Aslan Abasjidze
Van Wikipedia
Aslan Abasjidze (Georgisch: ასლან აბაშიძე) (Batumi, 20 juli 1938) was de leider van de Adzjarische Autonome Republiek in het westen van Georgië van 1991 tot 5 mei 2004.
Abasjidze komt uit een bekende islamitische Georgische (Adzjarische) familie. Zijn grootvader Memed Abashidze was een beroemd schrijver en parlementslid ten tijde van de Georgische Democratische Republiek tussen 1918 en 1921, en werd op bevel van Stalin in 1937 geëxecuteerd. Aslans vader werd voor tien jaar naar de Goelag gestuurd maar overleefde dit. Ondanks deze moeilijke jeugd studeerde Abasjidze af aan de universiteit in Batumi in geschiedenis en filosofie en in economie aan de universiteit in Tbilisi. Hij werkte als docent en econoom voordat hij ambtenaar werd.
Toen Georgië in 1991 onafhankelijk werd, wist Abasjidze zijn benoeming tot Voorzitter van de Raad van de Autonome republiek Adzjarië veilig te stellen. Tussen 1990-1992 en 1992-1995 was hij tevens vicevoorzitter van het Georgisch parlement. Hij bouwde een sterke machtsbasis in Adjarie door tussen de regering in Tbilisi en de oppositie te laveren. Daarbij bouwde hij een eigen legermacht op om tegenwicht te kunnen bieden aan de gewapende groeperingen pro- en contra de toenmalige president Zviad Gamsakhurdia. Ten tijde van de burgeroorlog in 1991-1992 en 1993 wist hij zo Adzjarië buiten de strijd te houden.
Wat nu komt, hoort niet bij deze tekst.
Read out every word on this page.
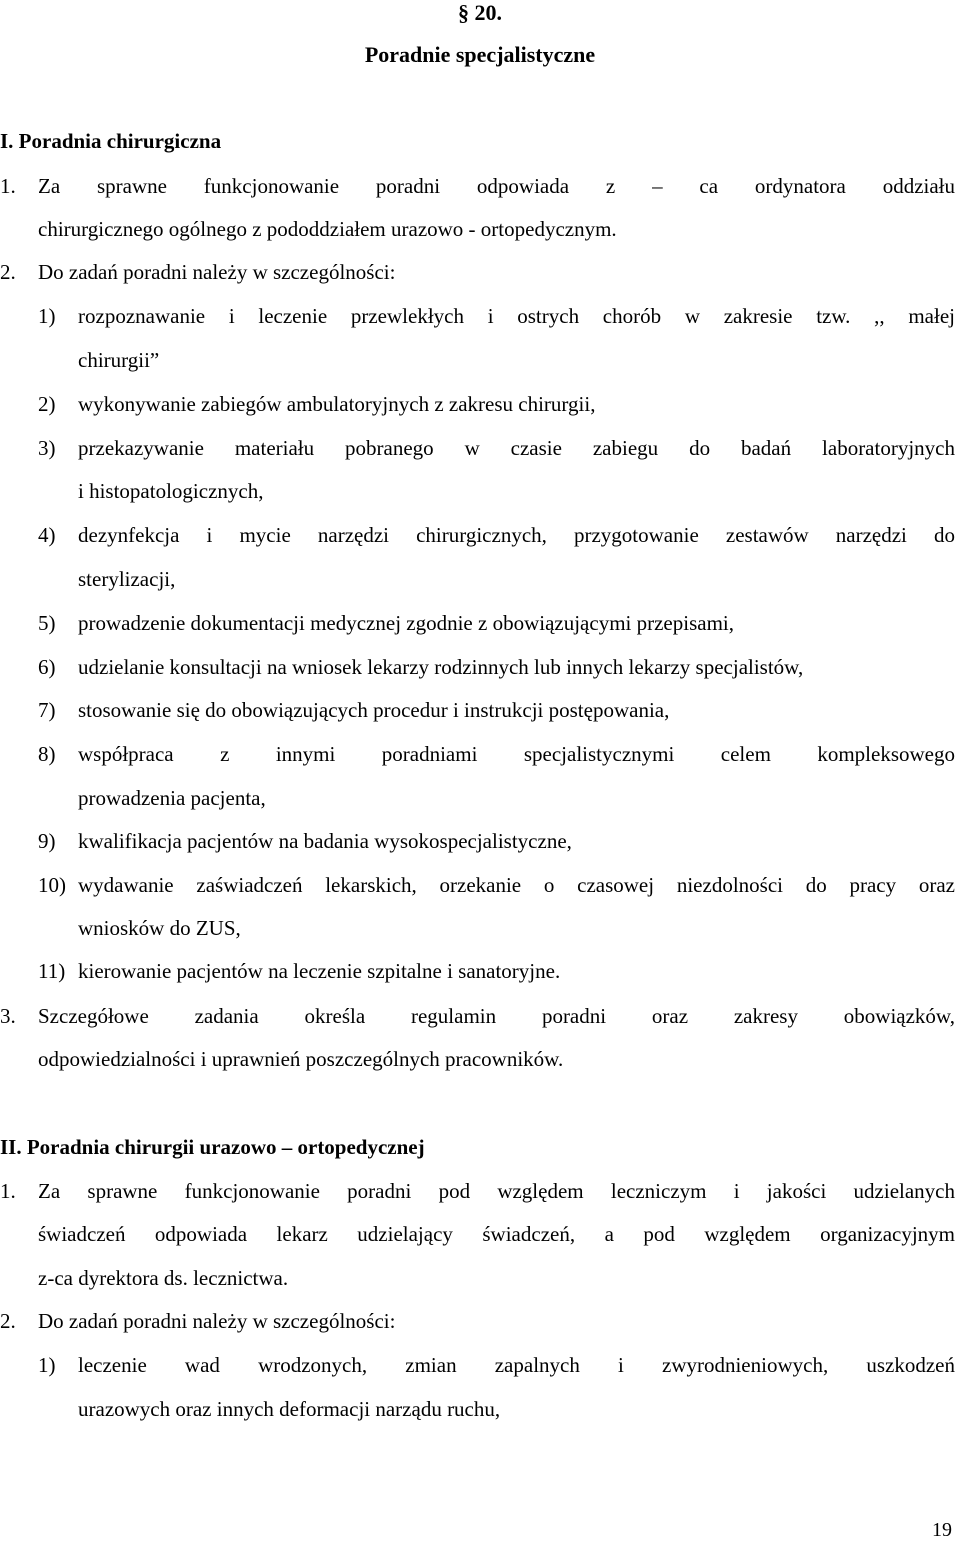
§ 20.
Poradnie specjalistyczne
I. Poradnia chirurgiczna
1. Za sprawne funkcjonowanie poradni odpowiada z – ca ordynatora oddziału
chirurgicznego ogólnego z pododdziałem urazowo - ortopedycznym.
2. Do zadań poradni należy w szczególności:
1) rozpoznawanie i leczenie przewlekłych i ostrych chorób w zakresie tzw. ,, małej
chirurgii”
2) wykonywanie zabiegów ambulatoryjnych z zakresu chirurgii,
3) przekazywanie materiału pobranego w czasie zabiegu do badań laboratoryjnych
i histopatologicznych,
4) dezynfekcja i mycie narzędzi chirurgicznych, przygotowanie zestawów narzędzi do
sterylizacji,
5) prowadzenie dokumentacji medycznej zgodnie z obowiązującymi przepisami,
6) udzielanie konsultacji na wniosek lekarzy rodzinnych lub innych lekarzy specjalistów,
7) stosowanie się do obowiązujących procedur i instrukcji postępowania,
8) współpraca z innymi poradniami specjalistycznymi celem kompleksowego
prowadzenia pacjenta,
9) kwalifikacja pacjentów na badania wysokospecjalistyczne,
10) wydawanie zaświadczeń lekarskich, orzekanie o czasowej niezdolności do pracy oraz
wniosków do ZUS,
11) kierowanie pacjentów na leczenie szpitalne i sanatoryjne.
3. Szczegółowe zadania określa regulamin poradni oraz zakresy obowiązków,
odpowiedzialności i uprawnień poszczególnych pracowników.
II. Poradnia chirurgii urazowo – ortopedycznej
1. Za sprawne funkcjonowanie poradni pod względem leczniczym i jakości udzielanych
świadczeń odpowiada lekarz udzielający świadczeń, a pod względem organizacyjnym
z-ca dyrektora ds. lecznictwa.
2. Do zadań poradni należy w szczególności:
1) leczenie wad wrodzonych, zmian zapalnych i zwyrodnieniowych, uszkodzeń
urazowych oraz innych deformacji narządu ruchu,
19
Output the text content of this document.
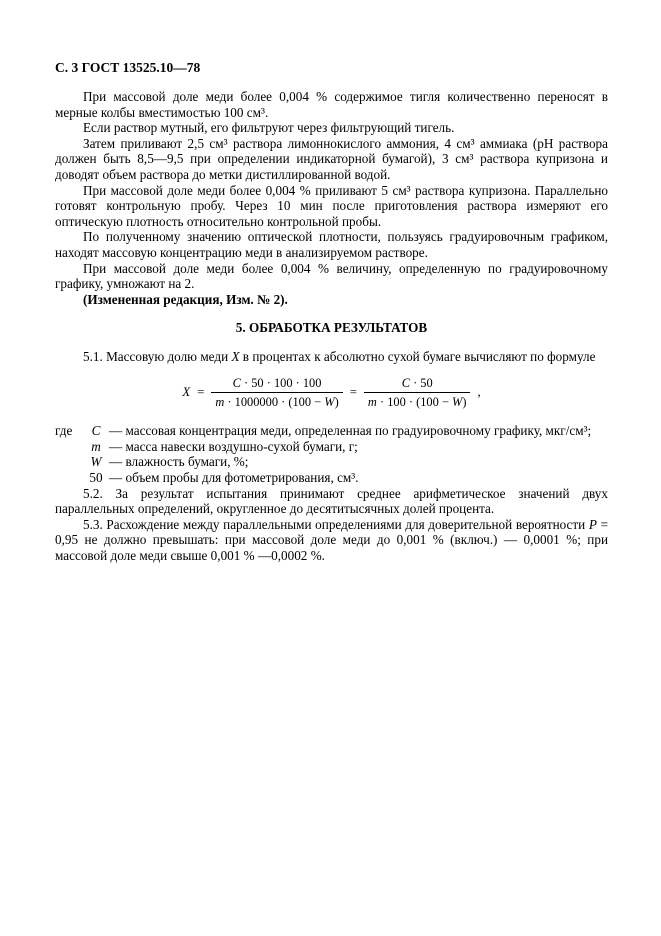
С. 3 ГОСТ 13525.10—78

При массовой доле меди более 0,004 % содержимое тигля количественно переносят в мерные колбы вместимостью 100 см³.

Если раствор мутный, его фильтруют через фильтрующий тигель.

Затем приливают 2,5 см³ раствора лимоннокислого аммония, 4 см³ аммиака (рН раствора должен быть 8,5—9,5 при определении индикаторной бумагой), 3 см³ раствора купризона и доводят объем раствора до метки дистиллированной водой.

При массовой доле меди более 0,004 % приливают 5 см³ раствора купризона. Параллельно готовят контрольную пробу. Через 10 мин после приготовления раствора измеряют его оптическую плотность относительно контрольной пробы.

По полученному значению оптической плотности, пользуясь градуировочным графиком, находят массовую концентрацию меди в анализируемом растворе.

При массовой доле меди более 0,004 % величину, определенную по градуировочному графику, умножают на 2.

(Измененная редакция, Изм. № 2).

5. ОБРАБОТКА РЕЗУЛЬТАТОВ

5.1. Массовую долю меди X в процентах к абсолютно сухой бумаге вычисляют по формуле

$X = \frac{C \cdot 50 \cdot 100 \cdot 100}{m \cdot 1000000 \cdot (100 - W)} = \frac{C \cdot 50}{m \cdot 100 \cdot (100 - W)}$ ,
где	C — массовая концентрация меди, определенная по градуировочному графику, мкг/см³;
m — масса навески воздушно-сухой бумаги, г;
W — влажность бумаги, %;
50 — объем пробы для фотометрирования, см³.

5.2. За результат испытания принимают среднее арифметическое значений двух параллельных определений, округленное до десятитысячных долей процента.

5.3. Расхождение между параллельными определениями для доверительной вероятности P = 0,95 не должно превышать: при массовой доле меди до 0,001 % (включ.) — 0,0001 %; при массовой доле меди свыше 0,001 % —0,0002 %.
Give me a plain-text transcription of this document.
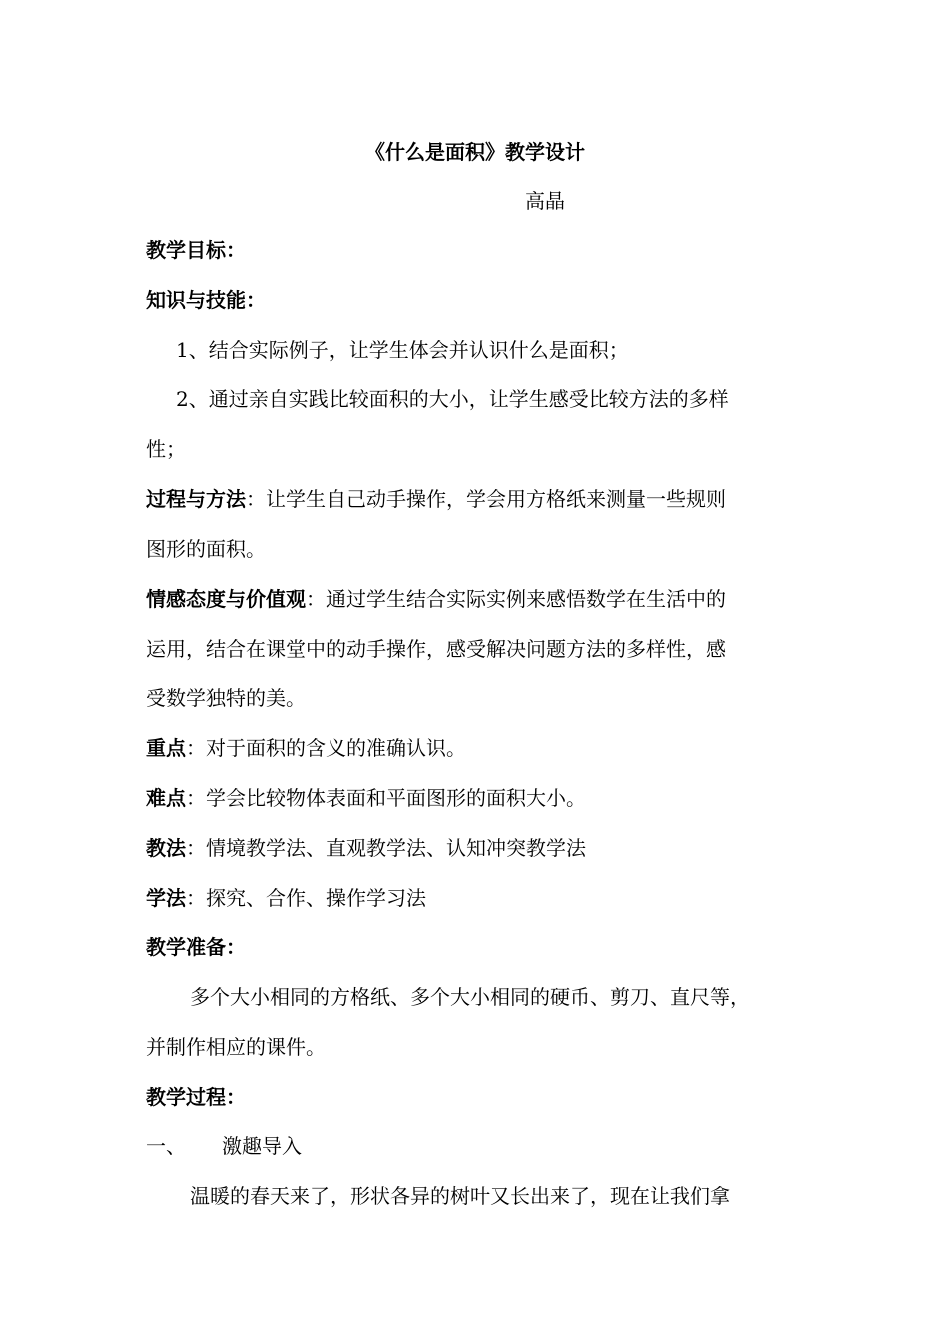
《什么是面积》教学设计
高晶
教学目标：
知识与技能：
1、结合实际例子，让学生体会并认识什么是面积；
2、通过亲自实践比较面积的大小，让学生感受比较方法的多样
性；
过程与方法：让学生自己动手操作，学会用方格纸来测量一些规则
图形的面积。
情感态度与价值观：通过学生结合实际实例来感悟数学在生活中的
运用，结合在课堂中的动手操作，感受解决问题方法的多样性，感
受数学独特的美。
重点：对于面积的含义的准确认识。
难点：学会比较物体表面和平面图形的面积大小。
教法：情境教学法、直观教学法、认知冲突教学法
学法：探究、合作、操作学习法
教学准备：
多个大小相同的方格纸、多个大小相同的硬币、剪刀、直尺等，
并制作相应的课件。
教学过程：
一、 激趣导入
温暖的春天来了，形状各异的树叶又长出来了，现在让我们拿
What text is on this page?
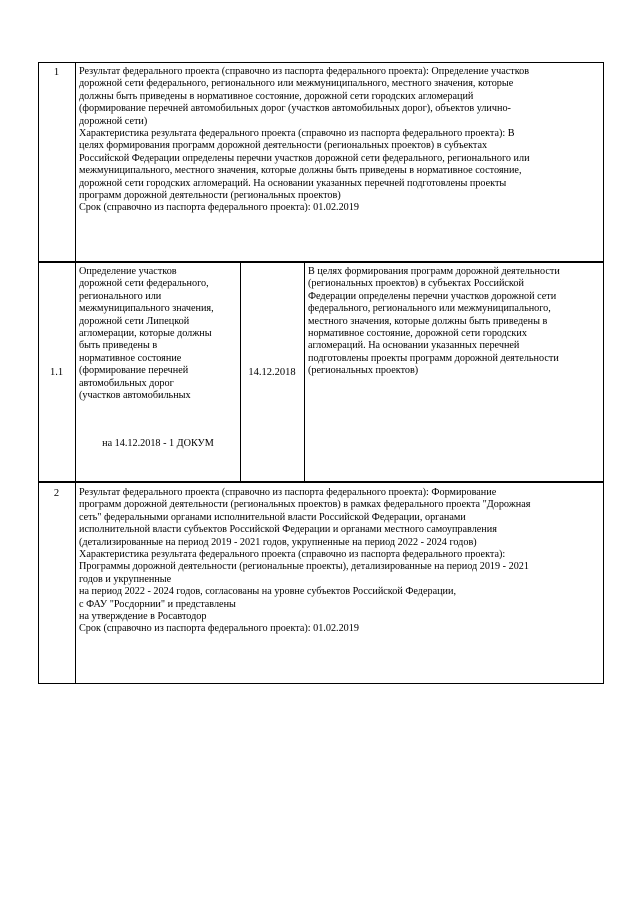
1	Результат федерального проекта (справочно из паспорта федерального проекта): Определение участков
дорожной сети федерального, регионального или межмуниципального, местного значения, которые
должны быть приведены в нормативное состояние, дорожной сети городских агломераций
(формирование перечней автомобильных дорог (участков автомобильных дорог), объектов улично-
дорожной сети)
Характеристика результата федерального проекта (справочно из паспорта федерального проекта): В
целях формирования программ дорожной деятельности (региональных проектов) в субъектах
Российской Федерации определены перечни участков дорожной сети федерального, регионального или
межмуниципального, местного значения, которые должны быть приведены в нормативное состояние,
дорожной сети городских агломераций. На основании указанных перечней подготовлены проекты
программ дорожной деятельности (региональных проектов)
Срок (справочно из паспорта федерального проекта): 01.02.2019
1.1
Определение участков
дорожной сети федерального,
регионального или
межмуниципального значения,
дорожной сети Липецкой
агломерации, которые должны
быть приведены в
нормативное состояние
(формирование перечней
автомобильных дорог
(участков автомобильных
на 14.12.2018 - 1 ДОКУМ
14.12.2018
В целях формирования программ дорожной деятельности
(региональных проектов) в субъектах Российской
Федерации определены перечни участков дорожной сети
федерального, регионального или межмуниципального,
местного значения, которые должны быть приведены в
нормативное состояние, дорожной сети городских
агломераций. На основании указанных перечней
подготовлены проекты программ дорожной деятельности
(региональных проектов)
2	Результат федерального проекта (справочно из паспорта федерального проекта): Формирование
программ дорожной деятельности (региональных проектов) в рамках федерального проекта "Дорожная
сеть" федеральными органами исполнительной власти Российской Федерации, органами
исполнительной власти субъектов Российской Федерации и органами местного самоуправления
(детализированные на период 2019 - 2021 годов, укрупненные на период 2022 - 2024 годов)
Характеристика результата федерального проекта (справочно из паспорта федерального проекта):
Программы дорожной деятельности (региональные проекты), детализированные на период 2019 - 2021
годов и укрупненные
на период 2022 - 2024 годов, согласованы на уровне субъектов Российской Федерации,
с ФАУ "Росдорнии" и представлены
на утверждение в Росавтодор
Срок (справочно из паспорта федерального проекта): 01.02.2019
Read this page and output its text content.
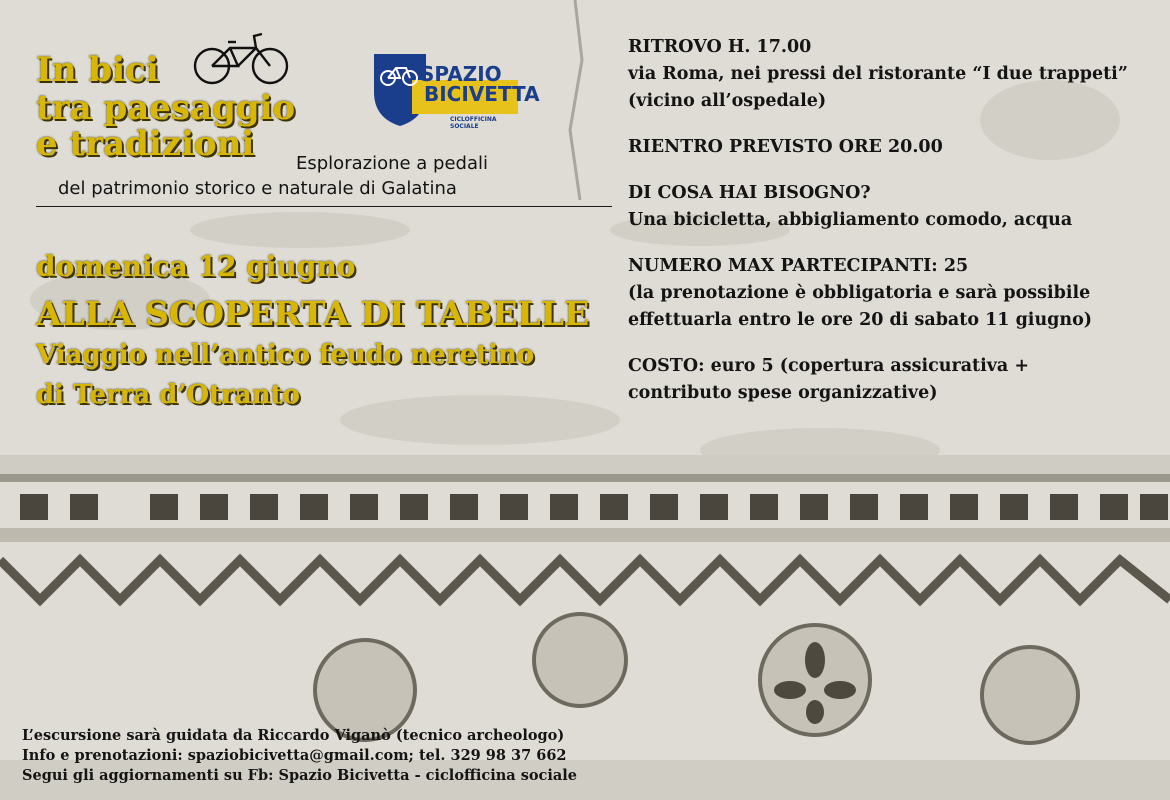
In bici
tra paesaggio
e tradizioni Esplorazione a pedali
del patrimonio storico e naturale di Galatina
SPAZIO
BICIVETTA
CICLOFFICINA SOCIALE
domenica 12 giugno
ALLA SCOPERTA DI TABELLE
Viaggio nell’antico feudo neretino
di Terra d’Otranto
RITROVO H. 17.00
via Roma, nei pressi del ristorante “I due trappeti”
(vicino all’ospedale)
RIENTRO PREVISTO ORE 20.00
DI COSA HAI BISOGNO?
Una bicicletta, abbigliamento comodo, acqua
NUMERO MAX PARTECIPANTI: 25
(la prenotazione è obbligatoria e sarà possibile
effettuarla entro le ore 20 di sabato 11 giugno)
COSTO: euro 5 (copertura assicurativa +
contributo spese organizzative)
L’escursione sarà guidata da Riccardo Viganò (tecnico archeologo)
Info e prenotazioni: spaziobicivetta@gmail.com; tel. 329 98 37 662
Segui gli aggiornamenti su Fb: Spazio Bicivetta - ciclofficina sociale
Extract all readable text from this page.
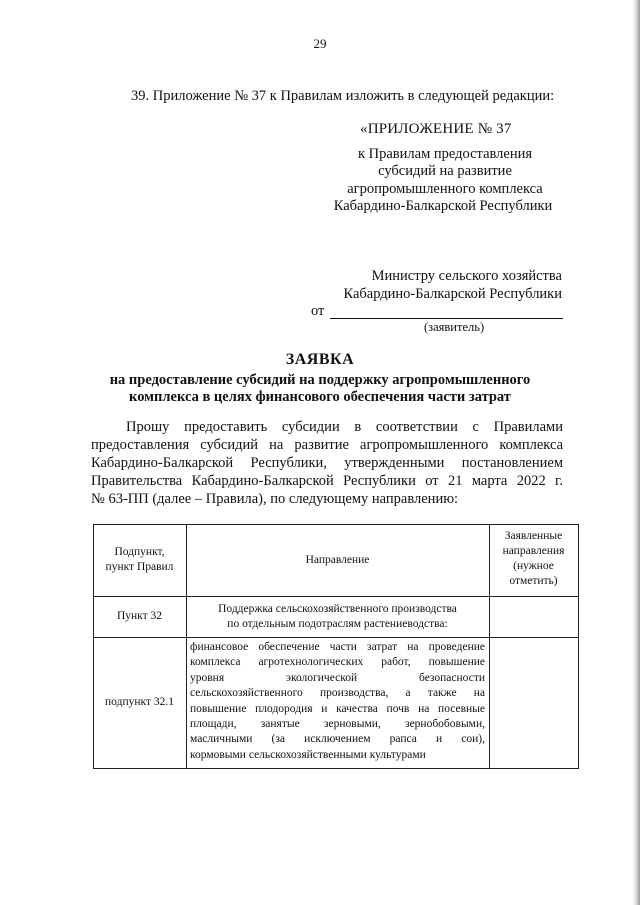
29
39. Приложение № 37 к Правилам изложить в следующей редакции:
«ПРИЛОЖЕНИЕ № 37
к Правилам предоставления
субсидий на развитие
агропромышленного комплекса
Кабардино-Балкарской Республики
Министру сельского хозяйства
Кабардино-Балкарской Республики
от
(заявитель)
ЗАЯВКА
на предоставление субсидий на поддержку агропромышленного
комплекса в целях финансового обеспечения части затрат
Прошу предоставить субсидии в соответствии с Правилами
предоставления субсидий на развитие агропромышленного комплекса
Кабардино-Балкарской Республики, утвержденными постановлением
Правительства Кабардино-Балкарской Республики от 21 марта 2022 г.
№ 63-ПП (далее – Правила), по следующему направлению:
Подпункт,
пункт Правил
Направление
Заявленные
направления
(нужное
отметить)
Пункт 32
Поддержка сельскохозяйственного производства
по отдельным подотраслям растениеводства:
подпункт 32.1
финансовое обеспечение части затрат на проведение
комплекса агротехнологических работ, повышение
уровня экологической безопасности
сельскохозяйственного производства, а также на
повышение плодородия и качества почв на посевные
площади, занятые зерновыми, зернобобовыми,
масличными (за исключением рапса и сои),
кормовыми сельскохозяйственными культурами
In de loop der jaren ontpopte Abasjidze zicht tot een autoritair leider omgeven door corrupte vazallen. Vanwege zijn steun aan de toenmalig president Edoeard Sjevardnadze liet deze Abasjidze en de Republiek met rust waardoor hij, mede als gevolg van de strategische positie van Adzjarië aan de Zwarte Zee en grenzend aan Turkije een enorme privévermogen kon vergaren.
Na de Rozenrevolutie in januari 2004 verklaarde Abasjidze zich in eerste instantie loyaal aan Michail Saakashvili maar toen bleek dat deze het centrale gezag van de regering in Tbilisi over het gehele grondgebied van Georgië wilde herstellen, ontstonden spanningen. Op het hoogtepunt van deze spanning kondigde Abasjidze de staat van beleg af, mobiliseerde zijn troepen en liet op de grootste toegangsweg tot de republiek de brug over de rivier Tsjoloki opblazen.
Onder zware internationale druk zwichtte Abasjidze uiteindelijk en legde zijn leiderschap op 5 mei 2004 neer. De volgende dag vertok hij naar Moskou nadat hij garanties had gekregen dat hij niet zou worden uitgeleverd. De bezittingen van Abasjidze alsmede die van zijn directe verwanten, zijn na zijn vertrek genationaliseerd door de Georgische staat.
[bewerk] Familie
Aslan Abasjidze is een weduwnaar, hij was getrouwd met Maguli Gogitidze met wie hij twee kinderen had, een zoon George Abashidze, die tussen juni 2002 en mei 2004 burgemeester van Batoemi (hoofdstad van Adzjarie) was en een dochter, Diana Abashidze.